Thibodeau has coached all three stars for USA Basketball and new Wolves forward Taj Gibson well knows Oklahoma City after he played for it during last season’s final months.
“They just know what they’re doing over there,” Gibson said. “It’s a first-class organization.”
The Wolves play the Thunder twice in the season’s first 10 days, Oct. 22 at Oklahoma City and Oct. 27 at Target Center.
“That’s a great pickup for them,” Wolves forward Andrew Wiggins said. “That’s the West, though. The West is tough. Every game will be tough. They’re monsters. They’re good scorers, all great players. But our team is good, too.”
Talent, though, doesn’t always translate in every situation.
“You have to see how it all works out,” Thibodeau said. “But if you have Russell and you add Paul George and you add Melo, that’s a lot of firepower.

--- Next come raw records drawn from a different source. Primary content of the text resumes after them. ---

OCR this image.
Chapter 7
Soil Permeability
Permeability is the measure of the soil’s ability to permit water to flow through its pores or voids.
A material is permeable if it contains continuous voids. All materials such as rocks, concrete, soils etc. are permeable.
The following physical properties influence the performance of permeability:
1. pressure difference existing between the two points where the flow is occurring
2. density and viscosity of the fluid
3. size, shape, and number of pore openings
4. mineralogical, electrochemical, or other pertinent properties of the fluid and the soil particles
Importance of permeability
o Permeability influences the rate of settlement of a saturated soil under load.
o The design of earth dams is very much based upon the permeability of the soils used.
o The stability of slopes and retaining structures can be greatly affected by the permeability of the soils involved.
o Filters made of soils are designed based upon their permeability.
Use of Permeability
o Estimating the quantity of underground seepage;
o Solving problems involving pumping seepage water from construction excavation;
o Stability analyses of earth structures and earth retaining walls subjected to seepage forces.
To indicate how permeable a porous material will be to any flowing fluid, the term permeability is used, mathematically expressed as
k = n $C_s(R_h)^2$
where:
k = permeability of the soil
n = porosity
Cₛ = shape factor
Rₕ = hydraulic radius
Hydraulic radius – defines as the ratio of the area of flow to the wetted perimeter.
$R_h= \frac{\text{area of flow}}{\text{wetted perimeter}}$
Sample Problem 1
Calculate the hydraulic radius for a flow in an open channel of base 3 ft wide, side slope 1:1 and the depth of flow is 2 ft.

But they also got a lot last year from Kanter posting up. They got a lot of shots out of that. So that will change and McDermott is a terrific three-point shooter who opens up the floor. We’ll see.”
Big day for Bazz
Both Thibodeau and Gibson praised Shabazz Muhammad for his energy during Saturday’s morning session, the first of two practices that day the Wolves held at the University of California-San Diego.
Muhammad said Friday he hasn’t weighed his current 218 pounds since he was in high school. Both he and Thibodeau said he’s still strong enough at that weight to play some power forward.
“Shabazz had a great day,” Gibson said. “He kind of set the tone in my eyes with how hard he was playing and how he was moving his feet. That’s what we’re going to need. Every day you’re not going to have it, so it’s up to your teammate to set the tone and get you going. I felt he got everybody going. The coaching staff saw it, too.”
Bjelica is back
Sidelined since he broken a bone in his foot last month, reserve forward Nemanja Bjelica returned to practice Saturday morning.
“Bjelly was good,” Thibodeau said. “He did well. He did contact. He did almost everything today.”
All atwitter on Twitter
After President Donald Trump tweeted that NFL players should be fired if they protest during the playing of the national anthem, Thibodeau said he wants his players to express their opinions on social issues, but also said he expects them to respectfully stand during the anthem.
NFL and NBA players such as Chris Paul and LeBron James spoke out on Twitter after Trump’s NFL tweet and after he withdrew an invitation for Steph Curry to visit the White House with his champion Warriors because Curry said Friday he wouldn’t want to go.
“That sounds more like children’s play to me,” Karl-Anthony Towns said Saturday. “I leave it to them, but there are a lot more things we need to worry about than Steph Curry saying he doesn’t want to go to the White House.”